Concentration is typically carried out under reduced pressure, where solvents evaporate at lower temperatures. This reduces the thermal load on the extract.

It is important to understand that the goal is not necessarily a dry powder. For liquid extracts, the aim is a concentrated extract that can be incorporated into a stable final formulation.

This step is as important as the extraction itself, as it determines whether the extract will be sufficiently concentrated, stable and practical for use. More on this process is explained in the article Vacuum Concentration.

Rotary evaporator

Rotary evaporator (rotavapor) removes solvents under reduced pressure at low temperatures. The result is not a powder — it is a concentrated liquid extract.

Reishi oleoresin concentrate

Reishi oleoresin concentrate — concentrated alcohol-soluble compounds (triterpenes, sterols, phenolics) after vacuum removal of ethanol. The dense, resinous fraction produced from the alcohol extraction phase.

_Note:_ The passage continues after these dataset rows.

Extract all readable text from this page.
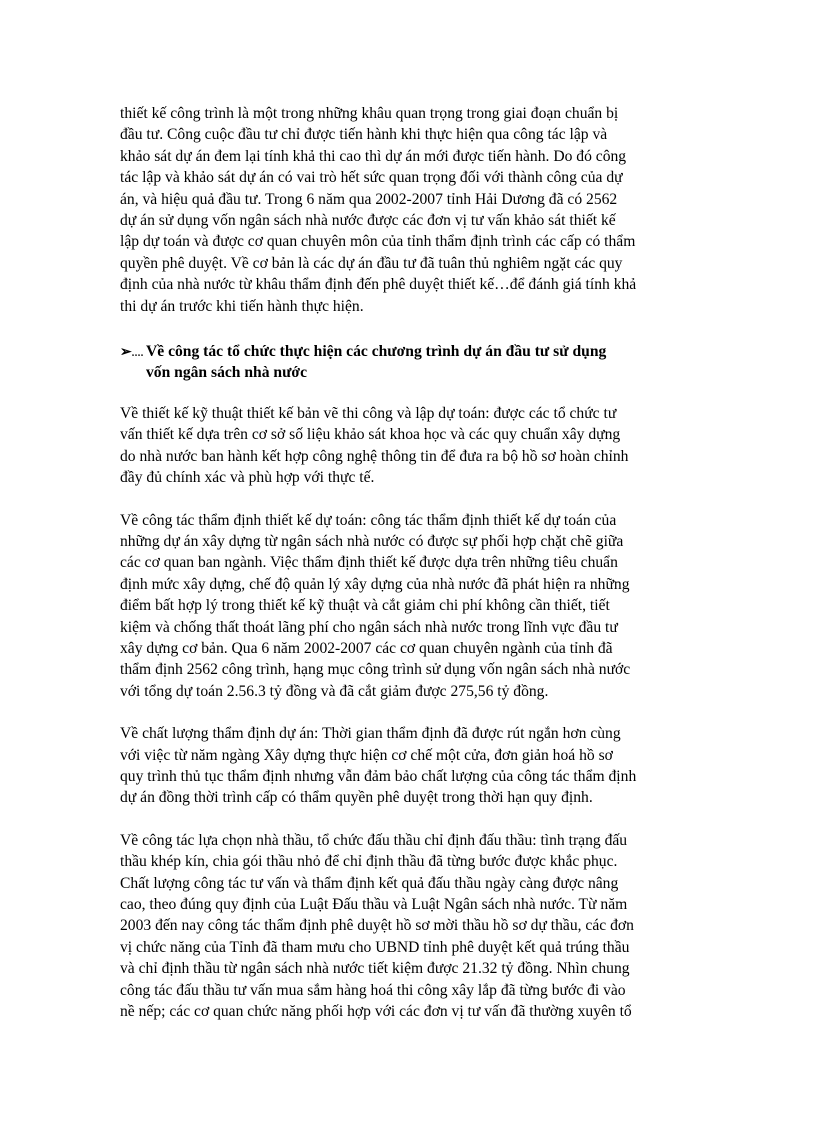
thiết kế công trình là một trong những khâu quan trọng trong giai đoạn chuẩn bị
đầu tư. Công cuộc đầu tư chỉ được tiến hành khi thực hiện qua công tác lập và
khảo sát dự án đem lại tính khả thi cao thì dự án mới được tiến hành. Do đó công
tác lập và khảo sát dự án có vai trò hết sức quan trọng đối với thành công của dự
án, và hiệu quả đầu tư. Trong 6 năm qua 2002-2007 tỉnh Hải Dương đã có 2562
dự án sử dụng vốn ngân sách nhà nước được các đơn vị tư vấn khảo sát thiết kế
lập dự toán và được cơ quan chuyên môn của tỉnh thẩm định trình các cấp có thẩm
quyền phê duyệt. Về cơ bản là các dự án đầu tư đã tuân thủ nghiêm ngặt các quy
định của nhà nước từ khâu thẩm định đến phê duyệt thiết kế…để đánh giá tính khả
thi dự án trước khi tiến hành thực hiện.

➢.... Về công tác tổ chức thực hiện các chương trình dự án đầu tư sử dụng
vốn ngân sách nhà nước

Về thiết kế kỹ thuật thiết kế bản vẽ thi công và lập dự toán: được các tổ chức tư
vấn thiết kế dựa trên cơ sở số liệu khảo sát khoa học và các quy chuẩn xây dựng
do nhà nước ban hành kết hợp công nghệ thông tin để đưa ra bộ hồ sơ hoàn chỉnh
đầy đủ chính xác và phù hợp với thực tế.

Về công tác thẩm định thiết kế dự toán: công tác thẩm định thiết kế dự toán của
những dự án xây dựng từ ngân sách nhà nước có được sự phối hợp chặt chẽ giữa
các cơ quan ban ngành. Việc thẩm định thiết kế được dựa trên những tiêu chuẩn
định mức xây dựng, chế độ quản lý xây dựng của nhà nước đã phát hiện ra những
điểm bất hợp lý trong thiết kế kỹ thuật và cắt giảm chi phí không cần thiết, tiết
kiệm và chống thất thoát lãng phí cho ngân sách nhà nước trong lĩnh vực đầu tư
xây dựng cơ bản. Qua 6 năm 2002-2007 các cơ quan chuyên ngành của tỉnh đã
thẩm định 2562 công trình, hạng mục công trình sử dụng vốn ngân sách nhà nước
với tổng dự toán 2.56.3 tỷ đồng và đã cắt giảm được 275,56 tỷ đồng.

Về chất lượng thẩm định dự án: Thời gian thẩm định đã được rút ngắn hơn cùng
với việc từ năm ngàng Xây dựng thực hiện cơ chế một cửa, đơn giản hoá hồ sơ
quy trình thủ tục thẩm định nhưng vẫn đảm bảo chất lượng của công tác thẩm định
dự án đồng thời trình cấp có thẩm quyền phê duyệt trong thời hạn quy định.

Về công tác lựa chọn nhà thầu, tổ chức đấu thầu chỉ định đấu thầu: tình trạng đấu
thầu khép kín, chia gói thầu nhỏ để chỉ định thầu đã từng bước được khắc phục.
Chất lượng công tác tư vấn và thẩm định kết quả đấu thầu ngày càng được nâng
cao, theo đúng quy định của Luật Đấu thầu và Luật Ngân sách nhà nước. Từ năm
2003 đến nay công tác thẩm định phê duyệt hồ sơ mời thầu hồ sơ dự thầu, các đơn
vị chức năng của Tỉnh đã tham mưu cho UBND tỉnh phê duyệt kết quả trúng thầu
và chỉ định thầu từ ngân sách nhà nước tiết kiệm được 21.32 tỷ đồng. Nhìn chung
công tác đấu thầu tư vấn mua sắm hàng hoá thi công xây lắp đã từng bước đi vào
nề nếp; các cơ quan chức năng phối hợp với các đơn vị tư vấn đã thường xuyên tổ
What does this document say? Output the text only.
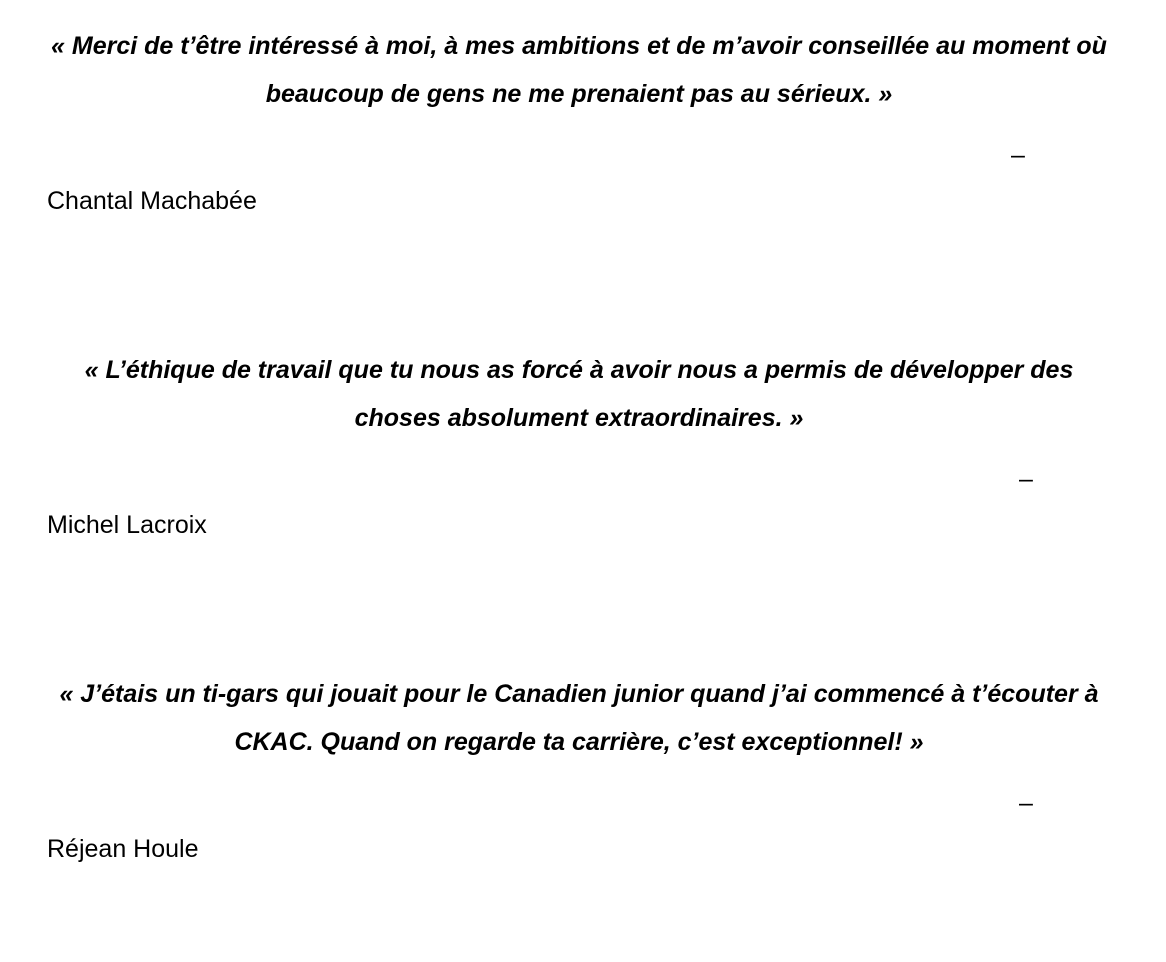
« Merci de t’être intéressé à moi, à mes ambitions et de m’avoir conseillée au moment où beaucoup de gens ne me prenaient pas au sérieux. »

–

Chantal Machabée

« L’éthique de travail que tu nous as forcé à avoir nous a permis de développer des choses absolument extraordinaires. »

–

Michel Lacroix

« J’étais un ti-gars qui jouait pour le Canadien junior quand j’ai commencé à t’écouter à CKAC. Quand on regarde ta carrière, c’est exceptionnel! »

–

Réjean Houle
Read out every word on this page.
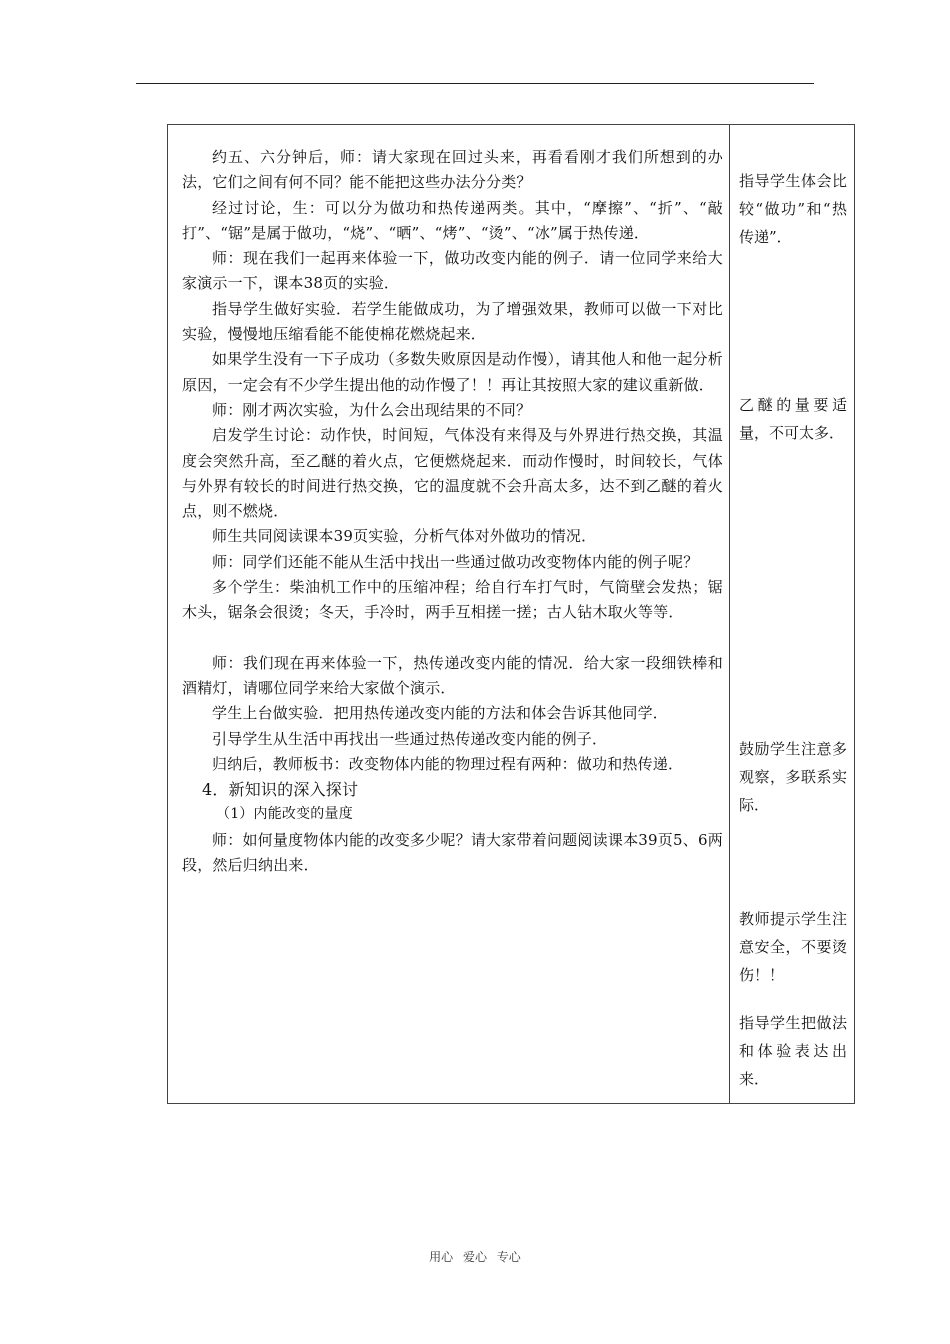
约五、六分钟后，师：请大家现在回过头来，再看看刚才我们所想到的办法，它们之间有何不同？能不能把这些办法分分类？

经过讨论，生：可以分为做功和热传递两类。其中，“摩擦”、“折”、“敲打”、“锯”是属于做功，“烧”、“晒”、“烤”、“烫”、“冰”属于热传递．

师：现在我们一起再来体验一下，做功改变内能的例子．请一位同学来给大家演示一下，课本38页的实验．

指导学生做好实验．若学生能做成功，为了增强效果，教师可以做一下对比实验，慢慢地压缩看能不能使棉花燃烧起来．

如果学生没有一下子成功（多数失败原因是动作慢），请其他人和他一起分析原因，一定会有不少学生提出他的动作慢了！！再让其按照大家的建议重新做．

师：刚才两次实验，为什么会出现结果的不同？

启发学生讨论：动作快，时间短，气体没有来得及与外界进行热交换，其温度会突然升高，至乙醚的着火点，它便燃烧起来．而动作慢时，时间较长，气体与外界有较长的时间进行热交换，它的温度就不会升高太多，达不到乙醚的着火点，则不燃烧．

师生共同阅读课本39页实验，分析气体对外做功的情况．

师：同学们还能不能从生活中找出一些通过做功改变物体内能的例子呢？

多个学生：柴油机工作中的压缩冲程；给自行车打气时，气筒壁会发热；锯木头，锯条会很烫；冬天，手冷时，两手互相搓一搓；古人钻木取火等等．

师：我们现在再来体验一下，热传递改变内能的情况．给大家一段细铁棒和酒精灯，请哪位同学来给大家做个演示．

学生上台做实验．把用热传递改变内能的方法和体会告诉其他同学．

引导学生从生活中再找出一些通过热传递改变内能的例子．

归纳后，教师板书：改变物体内能的物理过程有两种：做功和热传递．

4．新知识的深入探讨

（1）内能改变的量度

师：如何量度物体内能的改变多少呢？请大家带着问题阅读课本39页5、6两段，然后归纳出来．

指导学生体会比较“做功”和“热传递”．

乙醚的量要适量，不可太多．

鼓励学生注意多观察，多联系实际．

教师提示学生注意安全，不要烫伤！！

指导学生把做法和体验表达出来．

用心 爱心 专心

Medicinal mushrooms contain different groups of compounds that require different extraction conditions. A single process is therefore generally not sufficient if the goal is to capture a broader spectrum of naturally occurring molecules.

Triple extraction is not the easiest path. Its advantage lies in enabling more thorough and deliberate processing of demanding raw materials such as Reishi and Chaga, and a broader water-soluble profile for mushrooms where the additional pressure stage makes technological and formulation sense.

With quality raw material and well-executed extraction, it is also necessary to assess what an additional stage actually contributes: greater yield, a broader chemical profile, better utilisation of the raw material — or primarily greater process complexity.

A good extract is not the result of the longest process, but of choosing the right process. For medicinal mushrooms, extraction is the bridge between the raw material and the final product — and it is often this bridge that determines the difference between an average and a seriously designed extract.